Remember, they’ve put the time and energy into building those contacts. This isn’t something they’ll just give out to everybody.
There are plenty of places out there to pitch your ideas or set up a freelancer’s profile for people to find you. Finding the contacts to pitch your ideas is up to you. If you’re not sure where to start, try a job board:
These are just a few examples of job boards available for freelancers. You can also search on Indeed, LinkedIn, even Facebook or Twitter for open jobs. There is no lack of places to find work if you’re willing to look.
- Don’t ask them for introductions, especially if they don’t know you.
If you build a good relationship with someone you want as a mentor, proving you are willing to do the work, and proving you have something worth sharing, they may reach out to contacts on your behalf.
*This is 100% their decision!
A good example of what NOT to do:
The key here is you have to prove you are worth the time and worth their professional reputation. This is why it’s so important to build relationships.
There is no guarantee they will refer you, but they definitely won’t if they don’t know anything about you. Remember, they took the time to cultivate their relationships, and they won’t be willing to take a chance of sullying those relationships by referring someone they don’t know.
- Don’t be rude, demeaning, pestering, or any other type of nuisance.
Not every person is the right mentor for you. They may be too busy, they may see personality conflicts, they may see a difference in style that would make it difficult to help you. Honestly, they may just not like you (it happens).
Whatever the reason, if you reach out to someone and they won’t or are unable to help you, just move on. Remember, you are reaching out to this person because they are successful. This means they have contacts in the niche you’re trying to break into.
If you are a jerk to them, they will share this with their contacts. This isn’t just retribution. They will share how you treated them to warn others in your niche about working with you (see above in example of what not to do).
Do you want to be known as the jerk that abuses people when they can’t help you? That won’t get you anywhere.
If they are unable to help you, thank them for their time and move on. Find the mentor that will be the right fit for you. If you are kind to the person you reached out to, they may even be willing to help you find the right mentor.

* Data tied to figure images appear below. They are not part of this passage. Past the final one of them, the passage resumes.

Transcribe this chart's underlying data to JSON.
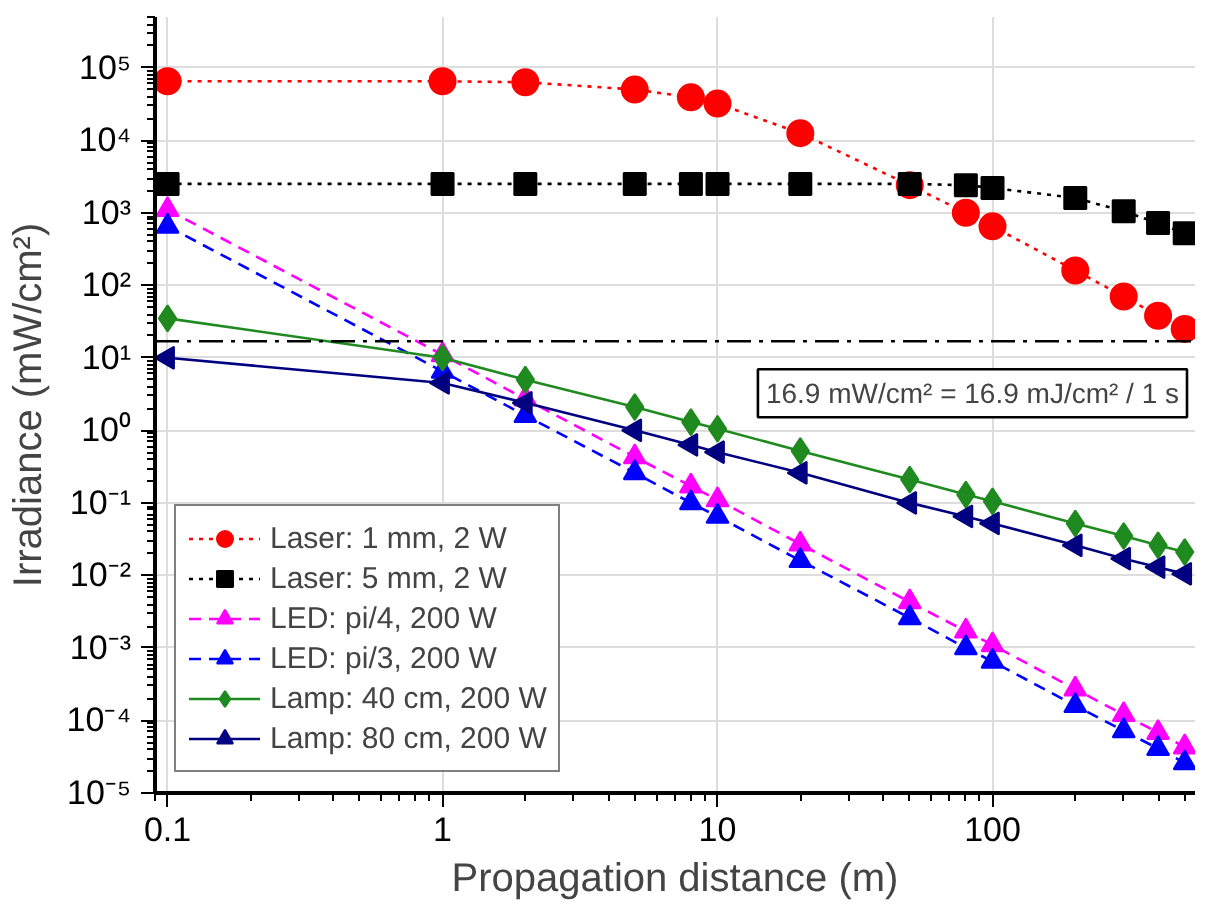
{
  "chart_data": {
    "type": "line",
    "xlabel": "Propagation distance (m)",
    "ylabel": "Irradiance (mW/cm²)",
    "log": "xy",
    "grid": true,
    "legend": "bottom left",
    "x": [
      0.1,
      1,
      2,
      5,
      8,
      10,
      20,
      50,
      80,
      100,
      200,
      300,
      400,
      500
    ],
    "xlim": [
      0.09,
      545
    ],
    "ylim": [
      1e-05,
      500000
    ],
    "xticks": [
      {
        "value": 0.1,
        "label": "0.1"
      },
      1,
      10,
      100
    ],
    "yticks": [
      {
        "value": 1e-05,
        "label": "10⁻⁵"
      },
      {
        "value": 0.0001,
        "label": "10⁻⁴"
      },
      {
        "value": 0.001,
        "label": "10⁻³"
      },
      {
        "value": 0.01,
        "label": "10⁻²"
      },
      {
        "value": 0.1,
        "label": "10⁻¹"
      },
      {
        "value": 1,
        "label": "10⁰"
      },
      {
        "value": 10,
        "label": "10¹"
      },
      {
        "value": 100,
        "label": "10²"
      },
      {
        "value": 1000,
        "label": "10³"
      },
      {
        "value": 10000,
        "label": "10⁴"
      },
      {
        "value": 100000,
        "label": "10⁵"
      }
    ],
    "series": [
      {
        "name": "Laser: 1 mm, 2 W",
        "color": "#ff0000",
        "marker": "circle",
        "line_style": "dotted",
        "values": [
          65000,
          65000,
          63000,
          50000,
          39000,
          32000,
          12500,
          2400,
          1000,
          650,
          160,
          70,
          38,
          25
        ]
      },
      {
        "name": "Laser: 5 mm, 2 W",
        "color": "#000000",
        "marker": "square",
        "line_style": "dotted",
        "values": [
          2500,
          2500,
          2500,
          2500,
          2500,
          2500,
          2500,
          2500,
          2400,
          2200,
          1600,
          1050,
          720,
          520
        ]
      },
      {
        "name": "LED: pi/4, 200 W",
        "color": "#ff00ff",
        "marker": "triangle",
        "line_style": "dashed",
        "values": [
          1100,
          11,
          2.7,
          0.43,
          0.17,
          0.11,
          0.027,
          0.0043,
          0.0017,
          0.0011,
          0.00027,
          0.00012,
          6.8e-05,
          4.3e-05
        ]
      },
      {
        "name": "LED: pi/3, 200 W",
        "color": "#0000ff",
        "marker": "triangle",
        "line_style": "dashed",
        "values": [
          650,
          6.5,
          1.6,
          0.26,
          0.1,
          0.065,
          0.016,
          0.0026,
          0.001,
          0.00065,
          0.00016,
          7.2e-05,
          4.1e-05,
          2.6e-05
        ]
      },
      {
        "name": "Lamp: 40 cm, 200 W",
        "color": "#1f8a1f",
        "marker": "diamond",
        "line_style": "solid",
        "values": [
          35,
          10,
          5,
          2.1,
          1.3,
          1.05,
          0.52,
          0.21,
          0.13,
          0.105,
          0.052,
          0.035,
          0.026,
          0.021
        ]
      },
      {
        "name": "Lamp: 80 cm, 200 W",
        "color": "#000080",
        "marker": "triangle_left",
        "line_style": "solid",
        "values": [
          10,
          4.5,
          2.4,
          1.0,
          0.63,
          0.5,
          0.26,
          0.1,
          0.065,
          0.052,
          0.026,
          0.017,
          0.013,
          0.0105
        ]
      }
    ],
    "ref_lines": [
      {
        "axis": "y",
        "value": 16.9,
        "line_style": "dashdot",
        "color": "#000000",
        "label": "16.9 mW/cm² = 16.9 mJ/cm² / 1 s"
      }
    ]
  }
}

Don’t give yourself a bad name before you even get started!
- Don’t name drop.
This is a double-edged sword. If your new contact is willing to help you, don’t start dropping their name to everyone you meet.
Can you use their name? In some instances, yes. If you are recommending them to others, definitely show your appreciation. If they’ve referred you to someone else, use their name when contacting that person.
Don’t use their name in cold contacts! Don’t try to make your relationship with your mentor more than it is.
Also, don’t name drop to them. Just because you know someone else’s name won’t make them more willing to help you. In fact, they may wonder why you don’t go to the other person instead of them.
Too much name dropping makes you seem fake and insecure!
- Don’t expect them to do the work for you.
This really shouldn’t need to be said, but I will say it anyway, you still have to do the work.
If a person is willing to mentor you, this does not mean they will do all the work for you. You still have to pitch your work, you still have to build up your portfolio, you still have to do your own work.
A mentor is there to guide you. They can help you with recommendations to improve your work, but they cannot, and will not do the work for you.
Be Willing to Give Back
To really be part of the freelance community, you need to be just as willing to give than receive. This includes helping your mentor if you’re able, but it also means giving back to the community in general.
Be willing to share your own tips with people. If you see a question come up in an online forum, add your expertise. If someone reaches out to you (the right way), help them out if you’re able to.
Don’t just be a taker, be a giver as well.